O outro ladrão logo percebe essa hipocrisia e o repreende: “'Tu nem sequer temes a Deus, visto que estás sob a mesma condenação? E nós, de fato, com justiça, pois recebemos a devida recompensa de nossas ações; mas este homem não fez nada de errado'” (Lucas 23:40-43). Este ladrão reconhece sua própria culpa. Em sua agonia, ele não espera a libertação. Ele é preparado para morrer. E, no entanto, ele anseia que sua vida tenha algum significado. Assim, o ladrão pede simplesmente que sua existência seja reconhecida. “'Senhor, lembra-te de mim quando entrares no Teu reino'”, diz ele. E Jesus lhe disse: “Em verdade te digo que hoje estarás comigo no paraíso” (Lucas 23:40-43). Para esse ladrão, a cruz dava garantia de que sua vida, não importa quão corrupta ou abreviada, tinha significado.

Para concluir

Quando damos uma segunda olhada no julgamento e na crucificação, não é tão difícil ver por que quase todos perderam o ponto naquela época. Para eles, a cruz (matar Jesus, em outras palavras) representava a estabilidade e o status quo – mesmo que essa estabilidade equivalesse à contínua opressão e ocupação pelos romanos (em aliança com o Sinédrio). O que eles valorizavam era a tradição, a lei religiosa e a cerimônia. Comprometidos com essa visão legalista, eles não podiam ver na cruz a promessa de uma nova vida e mudança dinâmica.

Esta história também sugere as consequências de sermos excessivamente dependentes do poder político para a realização de nossos objetivos religiosos e espirituais. Mostra com que facilidade podemos enganar e ser enganados se, como os fariseus, deixarmos de atualizar nossas crenças por meio de estudo contínuo e nos contentarmos em descansar em noções preconcebidas de Deus e Suas profecias.

Não é difícil ver como podemos facilmente perder o ponto hoje.

Então, da próxima vez que você vir aquela cruz maravilhosa, o que ela significará para você?

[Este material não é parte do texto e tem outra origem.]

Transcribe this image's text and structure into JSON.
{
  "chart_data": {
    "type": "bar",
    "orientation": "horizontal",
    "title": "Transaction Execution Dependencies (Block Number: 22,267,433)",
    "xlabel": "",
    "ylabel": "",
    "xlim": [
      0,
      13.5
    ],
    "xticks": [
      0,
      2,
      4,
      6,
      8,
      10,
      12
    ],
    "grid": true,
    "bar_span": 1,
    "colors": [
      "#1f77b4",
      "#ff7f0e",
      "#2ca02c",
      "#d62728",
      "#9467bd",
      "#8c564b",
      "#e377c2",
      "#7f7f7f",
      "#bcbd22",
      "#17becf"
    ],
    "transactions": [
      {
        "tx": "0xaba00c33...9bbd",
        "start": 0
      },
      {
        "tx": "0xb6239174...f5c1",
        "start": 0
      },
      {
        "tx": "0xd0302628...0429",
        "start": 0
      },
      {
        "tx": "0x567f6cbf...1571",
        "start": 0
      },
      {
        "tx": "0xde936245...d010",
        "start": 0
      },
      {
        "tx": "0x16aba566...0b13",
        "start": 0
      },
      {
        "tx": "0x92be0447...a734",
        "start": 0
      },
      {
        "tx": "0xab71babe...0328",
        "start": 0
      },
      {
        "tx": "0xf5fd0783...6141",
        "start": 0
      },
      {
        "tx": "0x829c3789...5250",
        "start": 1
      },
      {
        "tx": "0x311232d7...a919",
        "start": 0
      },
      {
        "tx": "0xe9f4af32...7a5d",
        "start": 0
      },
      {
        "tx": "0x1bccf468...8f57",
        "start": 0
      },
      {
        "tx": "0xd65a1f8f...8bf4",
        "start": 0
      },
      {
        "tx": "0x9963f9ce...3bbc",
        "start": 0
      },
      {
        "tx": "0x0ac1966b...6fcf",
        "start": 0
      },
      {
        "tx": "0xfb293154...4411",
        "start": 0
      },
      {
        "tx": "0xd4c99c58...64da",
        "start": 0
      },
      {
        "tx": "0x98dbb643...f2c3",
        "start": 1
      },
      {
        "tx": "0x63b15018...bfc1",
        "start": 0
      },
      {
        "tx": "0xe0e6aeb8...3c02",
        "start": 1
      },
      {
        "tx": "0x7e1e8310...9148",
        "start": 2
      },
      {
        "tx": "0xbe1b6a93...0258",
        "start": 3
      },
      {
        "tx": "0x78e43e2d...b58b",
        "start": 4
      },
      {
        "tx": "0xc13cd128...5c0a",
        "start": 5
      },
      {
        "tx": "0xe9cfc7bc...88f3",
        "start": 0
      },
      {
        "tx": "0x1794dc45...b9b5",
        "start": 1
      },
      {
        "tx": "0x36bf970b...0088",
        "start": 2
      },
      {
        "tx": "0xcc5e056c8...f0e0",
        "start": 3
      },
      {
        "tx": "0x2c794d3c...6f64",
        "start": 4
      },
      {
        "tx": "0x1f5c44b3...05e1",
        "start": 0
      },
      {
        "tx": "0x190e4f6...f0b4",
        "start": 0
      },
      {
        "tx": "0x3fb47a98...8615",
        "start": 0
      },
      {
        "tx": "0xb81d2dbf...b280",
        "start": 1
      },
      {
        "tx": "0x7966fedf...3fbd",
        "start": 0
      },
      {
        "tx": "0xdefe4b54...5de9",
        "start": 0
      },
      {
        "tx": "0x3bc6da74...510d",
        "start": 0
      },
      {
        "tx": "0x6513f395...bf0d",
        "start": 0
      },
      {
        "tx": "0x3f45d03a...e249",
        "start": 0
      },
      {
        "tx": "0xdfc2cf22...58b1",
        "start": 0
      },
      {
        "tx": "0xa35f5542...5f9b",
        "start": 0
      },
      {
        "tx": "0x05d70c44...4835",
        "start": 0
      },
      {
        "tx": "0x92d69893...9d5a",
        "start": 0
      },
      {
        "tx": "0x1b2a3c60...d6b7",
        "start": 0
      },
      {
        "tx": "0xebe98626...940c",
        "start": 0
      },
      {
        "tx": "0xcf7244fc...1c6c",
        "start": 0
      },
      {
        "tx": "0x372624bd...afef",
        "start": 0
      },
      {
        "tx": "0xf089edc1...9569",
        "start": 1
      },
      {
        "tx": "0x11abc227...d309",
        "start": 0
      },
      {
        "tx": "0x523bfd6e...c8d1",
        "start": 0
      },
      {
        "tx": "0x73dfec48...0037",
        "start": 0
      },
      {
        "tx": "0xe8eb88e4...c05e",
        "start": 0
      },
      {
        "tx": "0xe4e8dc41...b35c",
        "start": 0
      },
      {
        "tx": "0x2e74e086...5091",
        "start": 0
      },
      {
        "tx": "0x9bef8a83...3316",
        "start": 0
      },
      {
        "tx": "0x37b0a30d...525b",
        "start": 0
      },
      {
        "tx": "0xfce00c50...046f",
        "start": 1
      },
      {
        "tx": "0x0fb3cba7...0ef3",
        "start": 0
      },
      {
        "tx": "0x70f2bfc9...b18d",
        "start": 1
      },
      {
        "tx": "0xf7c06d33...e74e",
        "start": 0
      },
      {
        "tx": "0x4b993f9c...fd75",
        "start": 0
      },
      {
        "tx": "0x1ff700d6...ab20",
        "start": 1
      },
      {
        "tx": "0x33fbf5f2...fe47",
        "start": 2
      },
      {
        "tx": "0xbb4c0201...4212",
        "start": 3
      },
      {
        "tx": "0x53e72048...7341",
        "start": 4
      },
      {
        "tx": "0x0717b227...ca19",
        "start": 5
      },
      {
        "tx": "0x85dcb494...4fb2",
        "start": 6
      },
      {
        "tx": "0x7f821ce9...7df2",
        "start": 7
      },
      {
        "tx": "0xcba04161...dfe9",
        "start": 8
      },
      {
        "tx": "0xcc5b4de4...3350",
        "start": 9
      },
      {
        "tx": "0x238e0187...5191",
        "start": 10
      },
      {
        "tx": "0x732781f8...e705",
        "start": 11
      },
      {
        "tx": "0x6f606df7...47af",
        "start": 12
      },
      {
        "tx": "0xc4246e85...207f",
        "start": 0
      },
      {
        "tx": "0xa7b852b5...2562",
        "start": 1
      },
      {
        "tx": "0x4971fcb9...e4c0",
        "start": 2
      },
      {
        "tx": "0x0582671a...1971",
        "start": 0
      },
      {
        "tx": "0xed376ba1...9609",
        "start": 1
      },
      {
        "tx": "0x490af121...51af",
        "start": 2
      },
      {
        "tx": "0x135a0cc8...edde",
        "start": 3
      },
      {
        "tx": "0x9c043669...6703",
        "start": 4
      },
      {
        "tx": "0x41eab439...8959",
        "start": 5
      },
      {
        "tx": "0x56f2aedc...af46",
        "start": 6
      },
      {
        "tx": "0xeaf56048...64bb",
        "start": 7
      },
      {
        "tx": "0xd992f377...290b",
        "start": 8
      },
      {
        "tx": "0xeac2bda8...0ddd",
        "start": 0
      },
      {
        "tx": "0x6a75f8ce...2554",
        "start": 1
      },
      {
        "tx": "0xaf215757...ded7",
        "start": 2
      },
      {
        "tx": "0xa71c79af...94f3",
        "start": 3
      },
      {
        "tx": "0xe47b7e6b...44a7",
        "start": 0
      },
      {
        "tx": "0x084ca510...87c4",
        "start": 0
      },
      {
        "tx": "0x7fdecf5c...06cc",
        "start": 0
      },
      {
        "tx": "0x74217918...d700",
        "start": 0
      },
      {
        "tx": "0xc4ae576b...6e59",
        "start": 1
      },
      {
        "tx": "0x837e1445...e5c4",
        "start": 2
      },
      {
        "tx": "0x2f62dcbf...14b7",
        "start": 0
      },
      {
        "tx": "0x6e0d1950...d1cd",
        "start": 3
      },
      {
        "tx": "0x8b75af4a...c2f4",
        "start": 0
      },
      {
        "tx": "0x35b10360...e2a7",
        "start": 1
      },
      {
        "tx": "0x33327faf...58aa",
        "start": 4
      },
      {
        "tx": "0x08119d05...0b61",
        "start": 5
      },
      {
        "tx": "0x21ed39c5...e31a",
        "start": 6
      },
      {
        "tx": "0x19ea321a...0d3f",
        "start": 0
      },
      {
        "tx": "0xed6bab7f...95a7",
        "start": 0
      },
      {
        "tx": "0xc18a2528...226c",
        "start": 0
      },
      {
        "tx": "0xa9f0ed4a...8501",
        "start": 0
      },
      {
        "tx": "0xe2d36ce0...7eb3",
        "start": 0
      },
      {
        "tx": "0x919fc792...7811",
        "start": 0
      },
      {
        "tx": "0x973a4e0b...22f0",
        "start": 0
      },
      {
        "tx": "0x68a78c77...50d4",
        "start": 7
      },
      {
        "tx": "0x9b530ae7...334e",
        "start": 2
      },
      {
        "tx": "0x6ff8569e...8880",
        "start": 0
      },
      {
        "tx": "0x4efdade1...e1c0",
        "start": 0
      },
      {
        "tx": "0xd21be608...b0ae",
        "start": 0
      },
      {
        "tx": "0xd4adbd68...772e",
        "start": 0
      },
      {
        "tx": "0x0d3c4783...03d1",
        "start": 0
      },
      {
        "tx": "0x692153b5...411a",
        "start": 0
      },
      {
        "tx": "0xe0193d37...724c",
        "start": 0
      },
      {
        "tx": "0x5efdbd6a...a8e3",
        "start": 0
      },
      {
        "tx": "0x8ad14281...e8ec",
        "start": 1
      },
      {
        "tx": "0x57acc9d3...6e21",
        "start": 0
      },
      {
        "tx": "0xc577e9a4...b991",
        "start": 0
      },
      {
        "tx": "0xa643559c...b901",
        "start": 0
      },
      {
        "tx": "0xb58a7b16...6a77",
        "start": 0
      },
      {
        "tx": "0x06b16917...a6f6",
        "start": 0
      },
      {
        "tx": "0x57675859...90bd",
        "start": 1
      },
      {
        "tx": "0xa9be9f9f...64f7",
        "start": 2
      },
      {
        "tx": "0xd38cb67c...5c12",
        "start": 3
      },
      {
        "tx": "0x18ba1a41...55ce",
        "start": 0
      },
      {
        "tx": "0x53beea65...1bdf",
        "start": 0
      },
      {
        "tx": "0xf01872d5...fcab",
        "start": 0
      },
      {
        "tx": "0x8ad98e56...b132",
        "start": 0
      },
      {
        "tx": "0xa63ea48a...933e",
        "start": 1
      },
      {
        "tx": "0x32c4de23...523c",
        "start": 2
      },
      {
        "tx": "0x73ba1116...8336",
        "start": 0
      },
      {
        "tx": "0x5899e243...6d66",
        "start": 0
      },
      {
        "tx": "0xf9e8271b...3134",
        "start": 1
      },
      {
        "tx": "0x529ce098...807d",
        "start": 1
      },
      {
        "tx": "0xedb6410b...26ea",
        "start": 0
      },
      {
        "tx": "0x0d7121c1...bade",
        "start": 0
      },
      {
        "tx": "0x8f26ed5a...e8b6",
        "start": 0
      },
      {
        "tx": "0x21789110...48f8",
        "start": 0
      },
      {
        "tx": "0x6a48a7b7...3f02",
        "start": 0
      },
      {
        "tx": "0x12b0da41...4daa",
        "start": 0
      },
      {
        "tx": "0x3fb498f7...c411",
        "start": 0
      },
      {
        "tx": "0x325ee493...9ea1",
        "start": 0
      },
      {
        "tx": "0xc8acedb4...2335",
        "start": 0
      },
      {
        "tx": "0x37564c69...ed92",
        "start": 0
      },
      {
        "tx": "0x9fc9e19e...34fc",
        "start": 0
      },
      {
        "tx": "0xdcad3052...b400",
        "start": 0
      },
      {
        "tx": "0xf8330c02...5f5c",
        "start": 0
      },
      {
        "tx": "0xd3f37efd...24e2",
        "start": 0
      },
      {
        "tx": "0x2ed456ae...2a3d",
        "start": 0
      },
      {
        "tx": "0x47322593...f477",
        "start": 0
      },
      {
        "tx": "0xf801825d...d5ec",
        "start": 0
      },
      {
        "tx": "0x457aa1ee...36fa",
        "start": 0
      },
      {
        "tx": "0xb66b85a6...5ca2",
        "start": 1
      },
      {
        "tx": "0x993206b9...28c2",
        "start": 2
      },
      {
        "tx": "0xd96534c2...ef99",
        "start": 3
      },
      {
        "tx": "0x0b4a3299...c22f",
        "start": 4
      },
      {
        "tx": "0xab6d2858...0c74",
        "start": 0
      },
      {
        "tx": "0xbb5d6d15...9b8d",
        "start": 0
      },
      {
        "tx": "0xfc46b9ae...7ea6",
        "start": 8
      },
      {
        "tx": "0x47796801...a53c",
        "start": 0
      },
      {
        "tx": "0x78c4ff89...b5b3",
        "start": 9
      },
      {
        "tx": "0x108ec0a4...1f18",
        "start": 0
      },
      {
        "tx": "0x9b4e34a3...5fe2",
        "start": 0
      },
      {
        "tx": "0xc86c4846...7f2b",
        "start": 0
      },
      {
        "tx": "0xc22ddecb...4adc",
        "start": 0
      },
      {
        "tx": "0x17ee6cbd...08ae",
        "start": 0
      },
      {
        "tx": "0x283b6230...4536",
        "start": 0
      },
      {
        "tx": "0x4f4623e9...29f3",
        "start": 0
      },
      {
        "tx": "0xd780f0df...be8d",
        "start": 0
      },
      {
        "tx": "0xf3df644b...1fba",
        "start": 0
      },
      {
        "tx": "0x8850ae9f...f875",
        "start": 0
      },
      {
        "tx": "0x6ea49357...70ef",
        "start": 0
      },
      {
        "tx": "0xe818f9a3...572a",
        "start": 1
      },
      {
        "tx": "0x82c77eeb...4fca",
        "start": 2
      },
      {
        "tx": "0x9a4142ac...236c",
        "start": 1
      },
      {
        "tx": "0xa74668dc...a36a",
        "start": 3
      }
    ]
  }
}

Este artigo apareceu pela primeira vez na Adventist Review em 22 de março de 2007. Naquela época, Michelle L. Chin era professora assistente de ciência política na Arizona State University em Tempe, Arizona. Ela agora é Diretora Acadêmica do The Archer Center, Programa Sócrates, em Washington, DC

1 JD Douglass e Merril C. Tenney, NIV Compact Dictionary of the Bible (Nova York: Harper Collins, 1989), pág. 461.

2 Todas as referências das escrituras são extraídas da Nova Versão King James. Copyright © 1979, 1980, 1982 por Thomas Nelson, Inc. Usado com permissão. Todos os direitos reservados.

3 Niccolo Machiavelli, The Prince and the Discourses, Modern Library College Edition (Nova York: Random House, 1950), p. 153.